Syria Feature: How "Independent Analysts" Are Breaking the Stories of the Conflict
Britain's Channel 4 profiles EA Worldview's James Miller and other independent analysts on Syria
On Saturday, news emerged of a new kind of weapon --- a 12-tube rocket launcher with a range of 8.5 to 13 kilometres (5.5 to 8 miles) --- that has made it to the front lines of the Syrian conflict.
The news, significant in itself, is the latest development in the wider, important story of how Syrian insurgents are using foreign-supplied Croatian arms to make crucial gains against President Assad's troops.

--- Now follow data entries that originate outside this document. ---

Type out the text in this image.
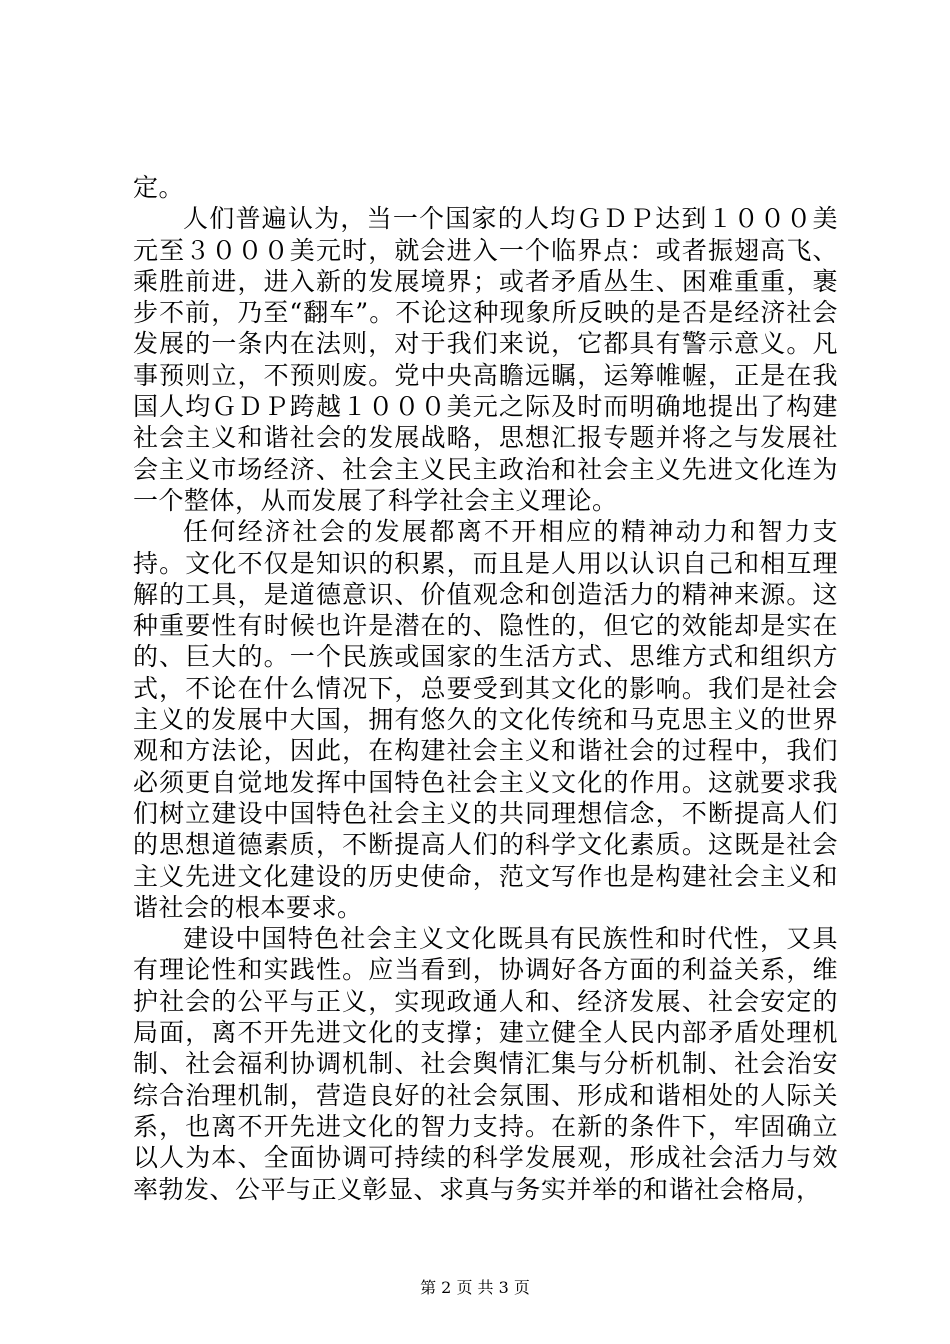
定。

人们普遍认为，当一个国家的人均ＧＤＰ达到１０００美元至３０００美元时，就会进入一个临界点：或者振翅高飞、乘胜前进，进入新的发展境界；或者矛盾丛生、困难重重，裹步不前，乃至“翻车”。不论这种现象所反映的是否是经济社会发展的一条内在法则，对于我们来说，它都具有警示意义。凡事预则立，不预则废。党中央高瞻远瞩，运筹帷幄，正是在我国人均ＧＤＰ跨越１０００美元之际及时而明确地提出了构建社会主义和谐社会的发展战略，思想汇报专题并将之与发展社会主义市场经济、社会主义民主政治和社会主义先进文化连为一个整体，从而发展了科学社会主义理论。

任何经济社会的发展都离不开相应的精神动力和智力支持。文化不仅是知识的积累，而且是人用以认识自己和相互理解的工具，是道德意识、价值观念和创造活力的精神来源。这种重要性有时候也许是潜在的、隐性的，但它的效能却是实在的、巨大的。一个民族或国家的生活方式、思维方式和组织方式，不论在什么情况下，总要受到其文化的影响。我们是社会主义的发展中大国，拥有悠久的文化传统和马克思主义的世界观和方法论，因此，在构建社会主义和谐社会的过程中，我们必须更自觉地发挥中国特色社会主义文化的作用。这就要求我们树立建设中国特色社会主义的共同理想信念，不断提高人们的思想道德素质，不断提高人们的科学文化素质。这既是社会主义先进文化建设的历史使命，范文写作也是构建社会主义和谐社会的根本要求。

建设中国特色社会主义文化既具有民族性和时代性，又具有理论性和实践性。应当看到，协调好各方面的利益关系，维护社会的公平与正义，实现政通人和、经济发展、社会安定的局面，离不开先进文化的支撑；建立健全人民内部矛盾处理机制、社会福利协调机制、社会舆情汇集与分析机制、社会治安综合治理机制，营造良好的社会氛围、形成和谐相处的人际关系，也离不开先进文化的智力支持。在新的条件下，牢固确立以人为本、全面协调可持续的科学发展观，形成社会活力与效率勃发、公平与正义彰显、求真与务实并举的和谐社会格局，

第 2 页 共 3 页
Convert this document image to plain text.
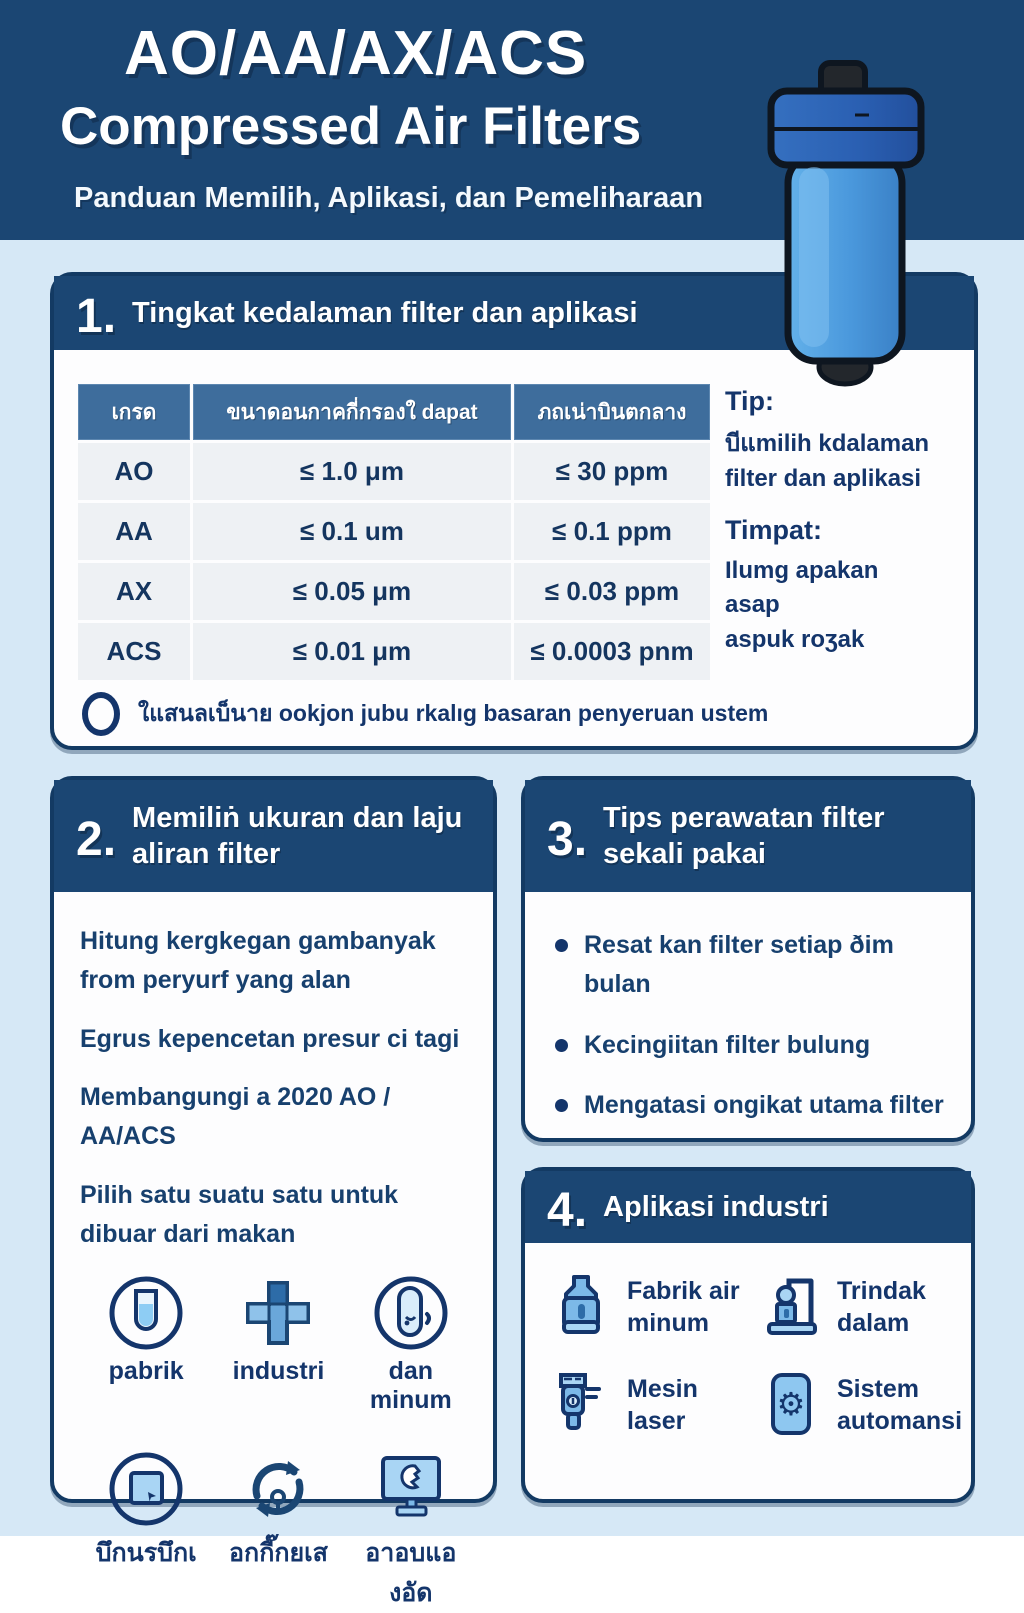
AO/AA/AX/ACS
Compressed Air Filters
Panduan Memilih, Aplikasi, dan Pemeliharaan
1. Tingkat kedalaman filter dan aplikasi
เกรด	ขนาดอนกาคกี่กรองใ dapat	ภถเน่าบินตกลาง
AO	≤ 1.0 μm	≤ 30 ppm
AA	≤ 0.1 um	≤ 0.1 ppm
AX	≤ 0.05 μm	≤ 0.03 ppm
ACS	≤ 0.01 μm	≤ 0.0003 pnm
Tip:
บีแmilih kdalaman
filter dan aplikasi
Timpat:
Ilumg apakan
asap
aspuk roʒak
ใแสนลเบ็นาย ookjon jubu rkalıg basaran penyeruan ustem
2. Memiliṅ ukuran dan laju aliran filter

Hitung kergkegan gambanyak from peryurf yang alan

Egrus kepencetan presur ci tagi

Membangungi a 2020 AO / AA/ACS

Pilih satu suatu satu untuk dibuar dari makan

pabrik industri	dan minum
บึกนรบึกเ อกกี๊กยเส	อาอบแองอัด
3. Tips perawatan filter sekali pakai
Resat kan filter setiap ðim bulan
Kecingiitan filter bulung
Mengatasi ongikat utama filter
4. Aplikasi industri
Fabrik air minum
Trindak dalam
Mesin laser	⚙ Sistem automansi
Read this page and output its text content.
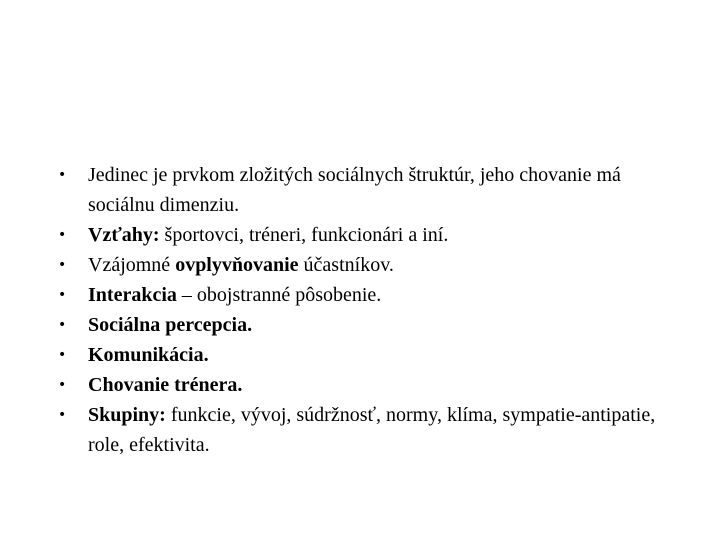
•	Jedinec je prvkom zložitých sociálnych štruktúr, jeho chovanie má sociálnu dimenziu.
•	Vzťahy: športovci, tréneri, funkcionári a iní.
•	Vzájomné ovplyvňovanie účastníkov.
•	Interakcia – obojstranné pôsobenie.
•	Sociálna percepcia.
•	Komunikácia.
•	Chovanie trénera.
•	Skupiny: funkcie, vývoj, súdržnosť, normy, klíma, sympatie-antipatie, role, efektivita.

These advances since January could even prove to be the tipping point in the two-year insurgency.
There may be another tipping point: by developing methods to gather information and analyze open-source intelligence, an emerging group of "independent analysts" are breaking news stories far ahead of any mainstream outlet.
And in doing so, they are changing the international conversation about Syria.
In recent weeks, mainstream media have reported on Croatian weapons in the hands of insurgents. However, they might never have noticed this dramatic development had it not been for those new analysts and reporters who not only discovered but tracked the foreign-supplied arms, poring over hours of videos and first-hand accounts in Arabic and English.
It was Eliot Higgins, also known as "Brown Moses", who first noticed that weapons from the Former Yugoslavia had started to appear in the hands of opposition fighters.
EA Worldview's research and analysis tied these weapons to a string of insurgent advances and a new re-organisation of opposition forces in the south.
Independent journalist Michael Weiss, based in the US, first suggested that these weapons may had arrived from Croatia.
These analysts and reporters have been instrumental in breaking key stories throughout the two-year Syrian conflict. From the growth of the protests and violence in 2011, to the capture of a group of Iranian "pilgrims" in August 2012, to insurgent attack and military stalemate in Aleppo -- and now the discovery of Croatian weapons in Daraa Province -- they have developed new methods to monitor and assess complex, chaotic events as they unfold and develop on the ground.
They do not replace the field correspondents, who continue to take great risks to bring out news. They provide a valuable service to these correspondents, by piecing together vital fragments from vast quantities of real-time data, talking to citizen journalist, activists, and witnesses, and transforming this raw intelligence into timely, informed analysis.